Whether you and I share comments on a funny meme, flirt outrageously, or instant message lamenting the state of our country our interactions have served to lighten my mood. In you, I have found moments that make me smile and chase the clouds from the sky. Even if I am dealing with depressive issues, overwhelming feelings of powerlessness, or a zit in an unfortunate location you have seen me through to the other side.

So to you, my friend, that :
·         Shares a funny meme with me
·         Comments on my comment
·         Flirts with me
·         Laughs at my corny jokes
·         ‘pokes’ me over and over again
·         Calls me on my ‘BS’
·         Exposes me to sexy pics
·         Debates the existence of Sasquatch, which does exist!
·         Is sexy and acknowledges my existence
·         Plays the innuendo game with me

·         Shares some of your limited time in this world with me.

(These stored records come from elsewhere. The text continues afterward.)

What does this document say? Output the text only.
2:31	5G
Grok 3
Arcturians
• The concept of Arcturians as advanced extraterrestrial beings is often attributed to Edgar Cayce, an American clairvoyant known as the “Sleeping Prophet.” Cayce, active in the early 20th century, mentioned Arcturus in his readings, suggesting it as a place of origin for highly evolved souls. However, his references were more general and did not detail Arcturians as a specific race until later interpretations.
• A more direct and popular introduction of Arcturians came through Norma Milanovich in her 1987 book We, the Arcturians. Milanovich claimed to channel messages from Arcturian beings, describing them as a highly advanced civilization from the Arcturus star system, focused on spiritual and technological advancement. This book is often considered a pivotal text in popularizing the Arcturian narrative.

Thank You from the bottom of my heart.

Saturday, January 26, 2013

Time is running out…


It’s approximately sixteen weeks to my birthday, at which time I will turn forty-five years old. Looking back on the two thousand three hundred and twenty-four weekends I have had I don’t know if I used them well. A small portion of them generated wonderful memories, but many of them were spent working for others, which is never a good way to spend a weekend.

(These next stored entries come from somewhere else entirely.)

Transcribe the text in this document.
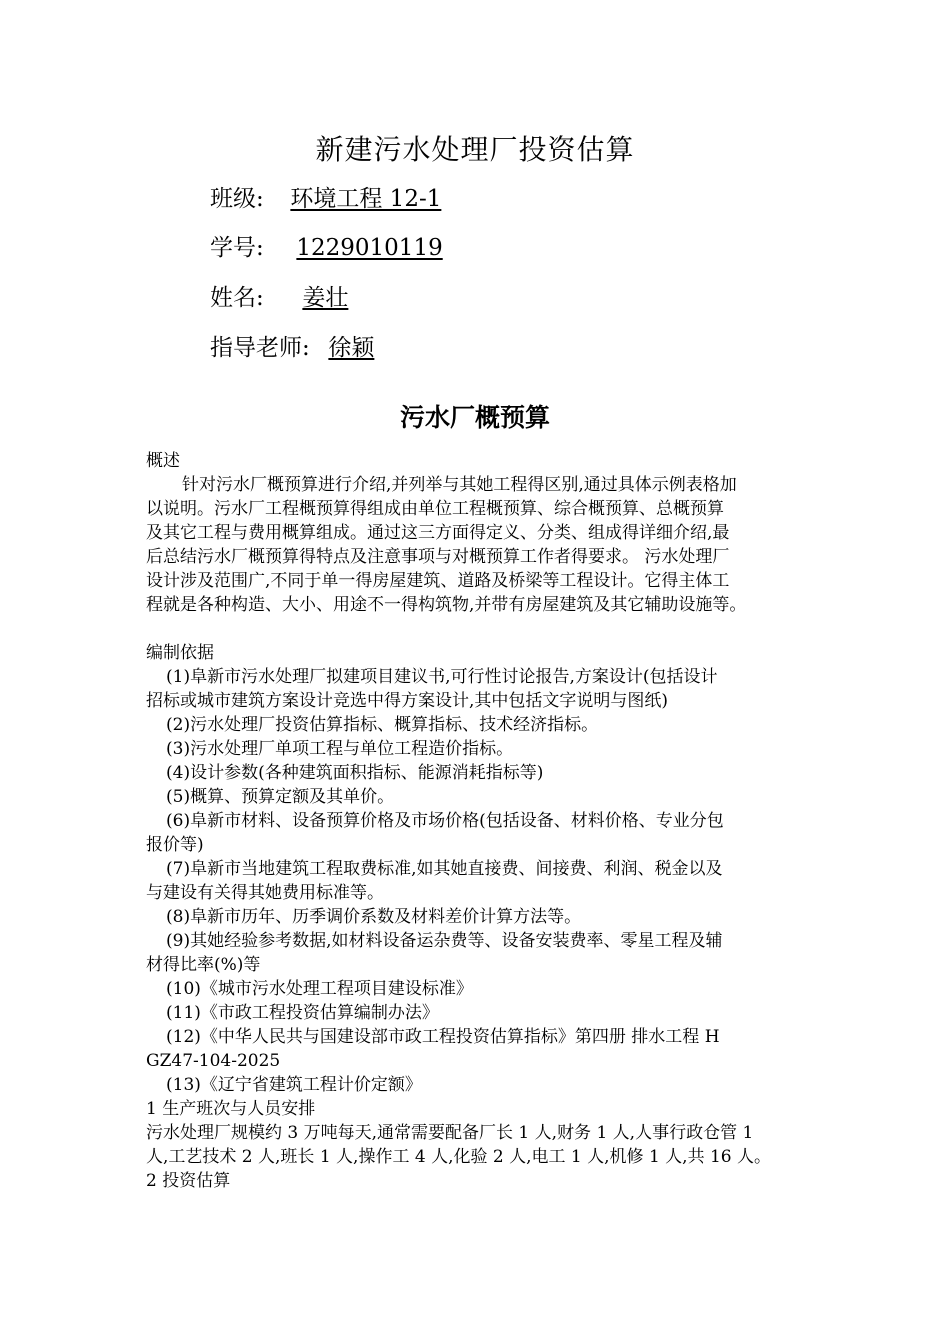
新建污水处理厂投资估算
班级: 环境工程 12-1
学号: 1229010119
姓名: 姜壮
指导老师: 徐颖
污水厂概预算
概述
针对污水厂概预算进行介绍,并列举与其她工程得区别,通过具体示例表格加
以说明。污水厂工程概预算得组成由单位工程概预算、综合概预算、总概预算
及其它工程与费用概算组成。通过这三方面得定义、分类、组成得详细介绍,最
后总结污水厂概预算得特点及注意事项与对概预算工作者得要求。 污水处理厂
设计涉及范围广,不同于单一得房屋建筑、道路及桥梁等工程设计。它得主体工
程就是各种构造、大小、用途不一得构筑物,并带有房屋建筑及其它辅助设施等。
编制依据
(1)阜新市污水处理厂拟建项目建议书,可行性讨论报告,方案设计(包括设计
招标或城市建筑方案设计竞选中得方案设计,其中包括文字说明与图纸)
(2)污水处理厂投资估算指标、概算指标、技术经济指标。
(3)污水处理厂单项工程与单位工程造价指标。
(4)设计参数(各种建筑面积指标、能源消耗指标等)
(5)概算、预算定额及其单价。
(6)阜新市材料、设备预算价格及市场价格(包括设备、材料价格、专业分包
报价等)
(7)阜新市当地建筑工程取费标准,如其她直接费、间接费、利润、税金以及
与建设有关得其她费用标准等。
(8)阜新市历年、历季调价系数及材料差价计算方法等。
(9)其她经验参考数据,如材料设备运杂费等、设备安装费率、零星工程及辅
材得比率(%)等
(10)《城市污水处理工程项目建设标准》
(11)《市政工程投资估算编制办法》
(12)《中华人民共与国建设部市政工程投资估算指标》第四册 排水工程 H
GZ47-104-2025
(13)《辽宁省建筑工程计价定额》
1 生产班次与人员安排
污水处理厂规模约 3 万吨每天,通常需要配备厂长 1 人,财务 1 人,人事行政仓管 1
人,工艺技术 2 人,班长 1 人,操作工 4 人,化验 2 人,电工 1 人,机修 1 人,共 16 人。
2 投资估算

If I take the median age of my parents (80 and 86) I could live to 83 (although my brother passed at 49) giving me approximately 1992 more weekends. I should take ten years of weekends off (-520) because we all know old people spend all weekend the restroom, leaving me with 1472 weekends to make some great memories. Will I squander these weekends the way I have wasted so many in the past?

What should my plan for using these weekends to their fullest potential? For the foreseeable future I will still be working, but maybe I can squeeze some meaning out of the weekends before I go to work. Should I do projects? Should I visit friends and laugh? Should make them all about family? Most likely a combination of all the above would make the most sense.

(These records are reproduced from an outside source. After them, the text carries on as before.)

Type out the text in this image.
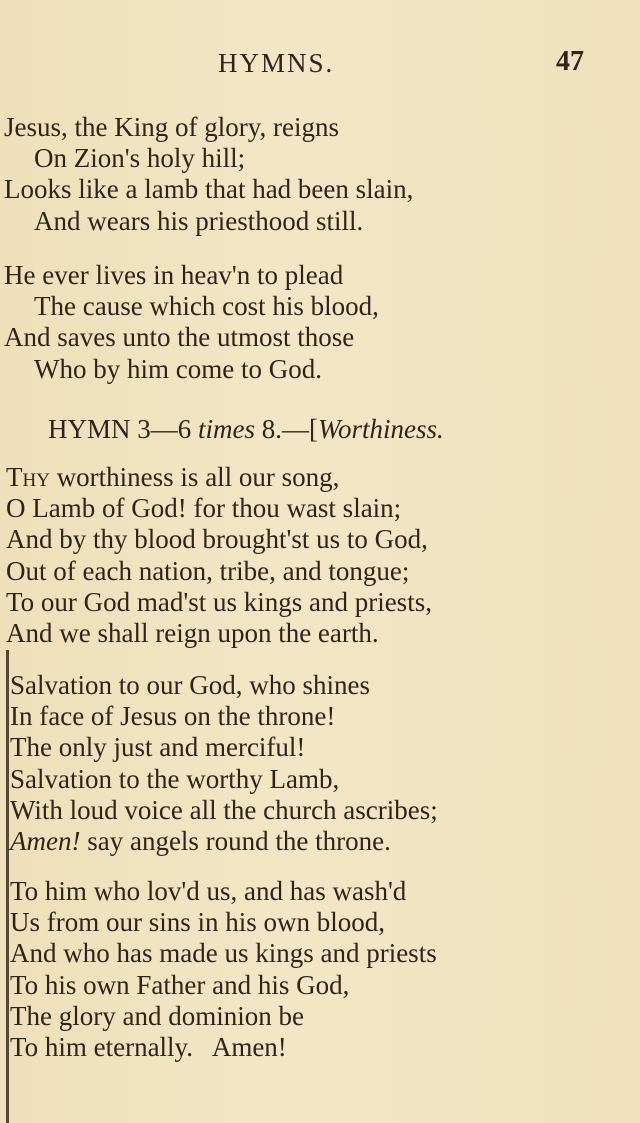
HYMNS.	47
Jesus, the King of glory, reigns
On Zion's holy hill;
Looks like a lamb that had been slain,
And wears his priesthood still.
He ever lives in heav'n to plead
The cause which cost his blood,
And saves unto the utmost those
Who by him come to God.
HYMN 3—6 times 8.—[Worthiness.
Thy worthiness is all our song,
O Lamb of God! for thou wast slain;
And by thy blood brought'st us to God,
Out of each nation, tribe, and tongue;
To our God mad'st us kings and priests,
And we shall reign upon the earth.
Salvation to our God, who shines
In face of Jesus on the throne!
The only just and merciful!
Salvation to the worthy Lamb,
With loud voice all the church ascribes;
Amen! say angels round the throne.
To him who lov'd us, and has wash'd
Us from our sins in his own blood,
And who has made us kings and priests
To his own Father and his God,
The glory and dominion be
To him eternally.   Amen!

As I muddle through life, I will attempt to not sleep in on the weekends anymore but to get projects done, enjoy family time, and spend time among friends before going to work. A recent article on fighting depression specifically mentioned keeping social ties strong as opposed to isolating one’s self. Who knows I may just call you, reader, and say, “let’s do lunch or dinner.”

How many weekends do you have left? What’s your plan to spend them wisely?

Wednesday, January 9, 2013

Approaching an End…


As I muddle through life it is inevitable that I, like everyone, must face endings in various and sundry things. For example the end of a relationship either via breakup, personal drift, or even death, could be the end of a movie, or the end of a career (or job placement change). No matter whom we are or where we are in life change will happen and with change comes endings.

For me, I see an approaching ending. For the past decade and a half I have been reading a wonderful series of books by Robert Jordan and I recently purchased the fourteenth and final book in that series. Even as I start this book, I know that the end is at hand. Robert Jordan has passed away, one way or another the series will be resolved, and I will no longer be able to peeking on the lives of these characters.
Will I miss them? Yes.
I have missed characters from a book series before.

Will I morn that loss? Perhaps.
In my own way I will grieve for the loss of those relationships. In no way am intending to say that losing a loved one is as mundane as finishing a series of books, similar but of differing intensities.

Will I feel achievement at having completed a series many have abandoned half way through or having read more than 13,000 pages in the process? No.
I do not feel accomplishment like others do; instead I will look back on the ‘journey’ or ‘adventure’ I enjoyed while reading this series.
I am not the same person I was a decade and a half ago.

Whatever becomes of Rand, Mat, Perrin, Elayne, Egwene, Nynaeve, Lan, or Siuan I will miss them as if they were absent friends.


Of course most endings are followed by new beginnings, whom shall I meet next and what adventure will they lead me on?